The Stages of Alcoholism Part 2

Note this is the second blog of The Stages of Alcoholism. See part one here.



Many people start experimenting with alcohol in high school or college, and often this involves binge drinking. The National Survey on Drug Use and Health reported 6.5 million young people aged 12 to 20 participated in binge drinking in 2010 alone. Binge drinking increases the risk of developing a more severe alcohol problem.

Often, drinking at occasional parties becomes an every-weekend event. A person might drink as an excuse to hang out with friends, to fight stress or boredom, or to deal with depression or anxiety. When this occurs, the drinker begins to have an emotional attachment to alcohol. They use booze to feel good, physically and emotionally.
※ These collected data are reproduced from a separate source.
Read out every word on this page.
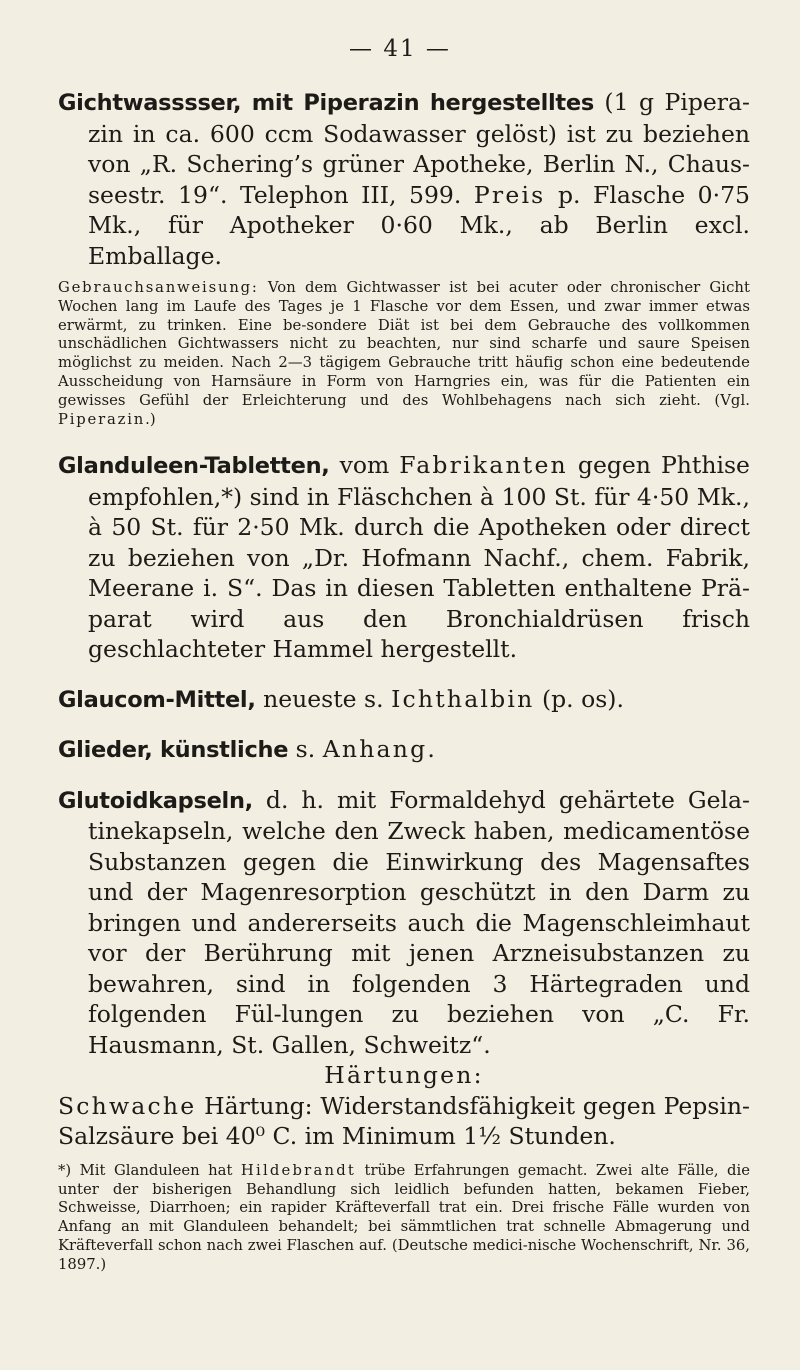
— 41 —

Gichtwasssser, mit Piperazin hergestelltes (1 g Pipera-zin in ca. 600 ccm Sodawasser gelöst) ist zu beziehen von „R. Schering’s grüner Apotheke, Berlin N., Chaus-seestr. 19“. Telephon III, 599. Preis p. Flasche 0·75 Mk., für Apotheker 0·60 Mk., ab Berlin excl. Emballage.

Gebrauchsanweisung: Von dem Gichtwasser ist bei acuter oder chronischer Gicht Wochen lang im Laufe des Tages je 1 Flasche vor dem Essen, und zwar immer etwas erwärmt, zu trinken. Eine be-sondere Diät ist bei dem Gebrauche des vollkommen unschädlichen Gichtwassers nicht zu beachten, nur sind scharfe und saure Speisen möglichst zu meiden. Nach 2—3 tägigem Gebrauche tritt häufig schon eine bedeutende Ausscheidung von Harnsäure in Form von Harngries ein, was für die Patienten ein gewisses Gefühl der Erleichterung und des Wohlbehagens nach sich zieht. (Vgl. Piperazin.)

Glanduleen-Tabletten, vom Fabrikanten gegen Phthise empfohlen,*) sind in Fläschchen à 100 St. für 4·50 Mk., à 50 St. für 2·50 Mk. durch die Apotheken oder direct zu beziehen von „Dr. Hofmann Nachf., chem. Fabrik, Meerane i. S“. Das in diesen Tabletten enthaltene Prä-parat wird aus den Bronchialdrüsen frisch geschlachteter Hammel hergestellt.

Glaucom-Mittel, neueste s. Ichthalbin (p. os).

Glieder, künstliche s. Anhang.

Glutoidkapseln, d. h. mit Formaldehyd gehärtete Gela-tinekapseln, welche den Zweck haben, medicamentöse Substanzen gegen die Einwirkung des Magensaftes und der Magenresorption geschützt in den Darm zu bringen und andererseits auch die Magenschleimhaut vor der Berührung mit jenen Arzneisubstanzen zu bewahren, sind in folgenden 3 Härtegraden und folgenden Fül-lungen zu beziehen von „C. Fr. Hausmann, St. Gallen, Schweitz“.

Härtungen:

Schwache Härtung: Widerstandsfähigkeit gegen Pepsin-Salzsäure bei 40⁰ C. im Minimum 1½ Stunden.

*) Mit Glanduleen hat Hildebrandt trübe Erfahrungen gemacht. Zwei alte Fälle, die unter der bisherigen Behandlung sich leidlich befunden hatten, bekamen Fieber, Schweisse, Diarrhoen; ein rapider Kräfteverfall trat ein. Drei frische Fälle wurden von Anfang an mit Glanduleen behandelt; bei sämmtlichen trat schnelle Abmagerung und Kräfteverfall schon nach zwei Flaschen auf. (Deutsche medici-nische Wochenschrift, Nr. 36, 1897.)
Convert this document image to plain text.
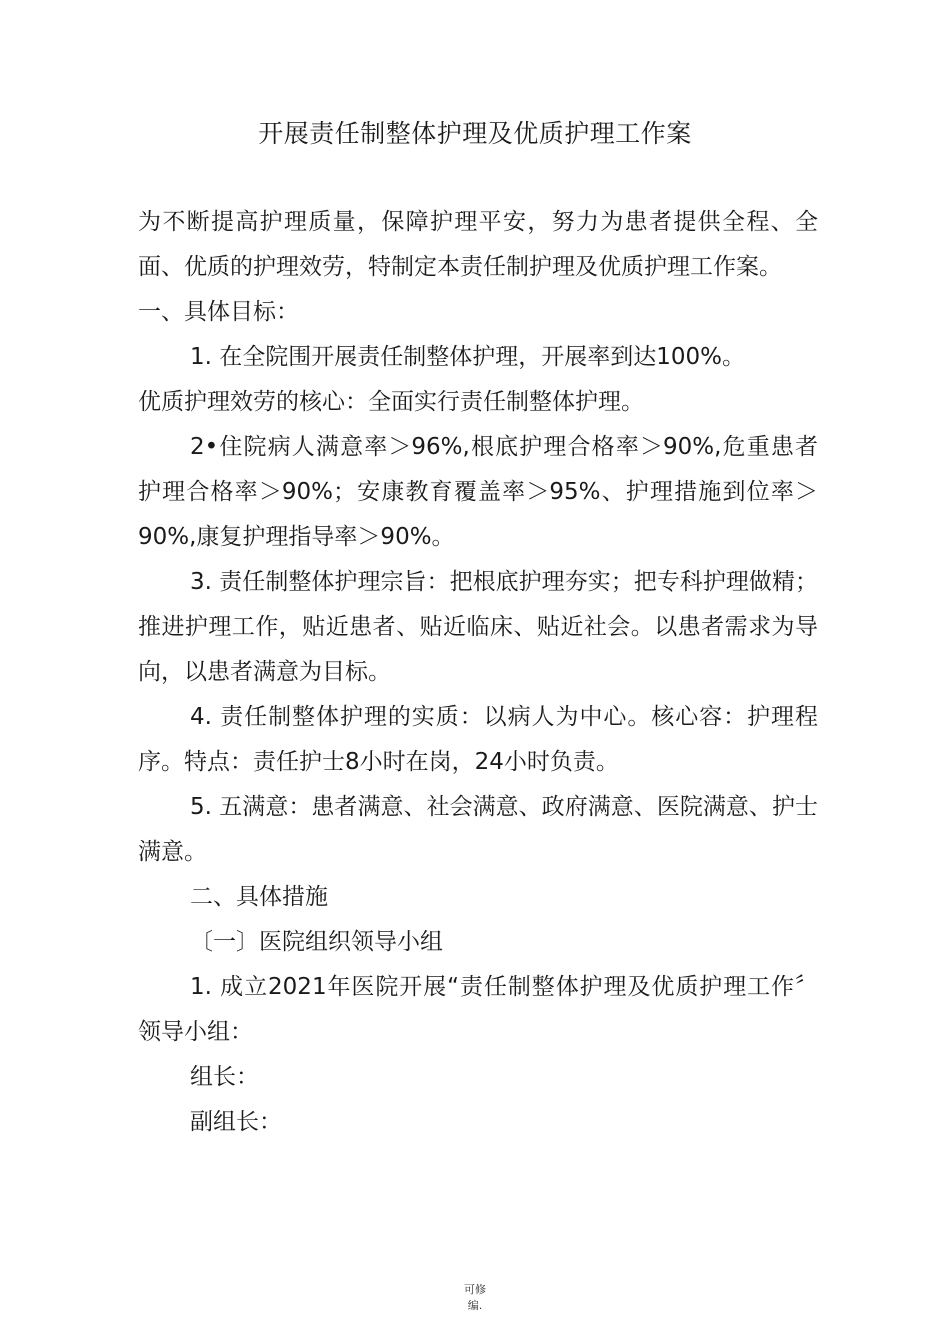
开展责任制整体护理及优质护理工作案

为不断提高护理质量，保障护理平安，努力为患者提供全程、全面、优质的护理效劳，特制定本责任制护理及优质护理工作案。

一、具体目标：

1. 在全院围开展责任制整体护理，开展率到达100%。

优质护理效劳的核心：全面实行责任制整体护理。

2•住院病人满意率＞96%,根底护理合格率＞90%,危重患者护理合格率＞90%；安康教育覆盖率＞95%、护理措施到位率＞90%,康复护理指导率＞90%。

3. 责任制整体护理宗旨：把根底护理夯实；把专科护理做精；推进护理工作，贴近患者、贴近临床、贴近社会。以患者需求为导向，以患者满意为目标。

4. 责任制整体护理的实质：以病人为中心。核心容：护理程序。特点：责任护士8小时在岗，24小时负责。

5. 五满意：患者满意、社会满意、政府满意、医院满意、护士满意。

二、具体措施

〔一〕医院组织领导小组

1. 成立2021年医院开展“责任制整体护理及优质护理工作〞领导小组：

组长：

副组长：

可修
编.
The line between “problem drinking” and “early stage alcoholism” is blurry. There may be few signs of impairment, even though the alcoholic’s body is building a tolerance for alcohol. Their friends may notice the person can drink more without losing control. They may sense something is different, but might not be able to identify the cause. The early stage alcoholic may drink to deal with stress or life problems. They might have blackouts or memory loss when they drink.

Early stage alcoholics start to experience some consequences from their drinking, such as sleep problems, increased depression, worsening hangovers, problems being in social situations without drinking, or even relationship problems as a result of their drinking. They still enjoy drinking too much to care about the negative effects, though.



A person in the middle stage of alcoholism requires alcohol to enjoy social activities. It is nearly impossible for them to reduce or stop their consumption because they have become physically dependent on alcohol. When they try to stop, they experience withdrawal symptoms like cravings and irritability. They have a pattern of using alcohol even though it causes problems in several areas of their lives.

The Mayo Clinic identifies middle stage alcoholics as people whose attachment to alcohol has taken over their routine, and who have lost control over their use of alcohol. The alcoholic notices both physical and social problems related to their drinking, but they cannot stop drinking. Blackouts become a regular occurrence, and withdrawal symptoms get progressively more severe.

Pre-existing mental health conditions also get worse as the effects of alcohol impact them. Many alcoholics start hiding their alcohol, making excuses for their drinking, and losing interest in their appearance. Relationships disintegrate, jobs are lost, and legal problems multiply.



Late stage alcoholics no longer drink for fun. They are physically and mentally addicted to alcohol, and they drink to stay alive. Without alcohol in their system, withdrawal symptoms are too severe to tolerate. They may even be fatal if the person tries to go “cold turkey” and detox from alcohol without medical help. Late stage alcoholics drink daily, and they experience severe consequences in all areas of their lives. Alcoholism has all but destroyed their health, family, work, finances, social relationships, and criminal records. They may have been to treatment multiple times, whether voluntarily or ordered by the court system.



Even early stage alcohol use disorder leads to problems. The deeper a person sinks into alcoholism, the more difficult it is to treat. If you feel you have a problem or your family or friends are worried about your drinking, it is time to talk to a professional about getting help.

Detox from alcohol is never enough. Treatment involves detox as well as recovery and learning to live and cope with all of life’s situations without using alcohol. Often recovery requires relearning life skills and rebuilding relationships with family, employers, a new social group, and positive role models.

Alcoholics need lifelong support to stay alcohol-free. Once an alcoholic loses control over alcohol, regaining it is nearly impossible. Alcoholism is a life-threatening alcohol allergy.

People with alcohol problems should consult a trained addiction specialist as soon as possible, to determine the best course of treatment for them. Although it may seem impossible, people with middle and late stage alcohol use disorder can and do find lasting recovery with professional help. Quality continuum of care treatment is essential.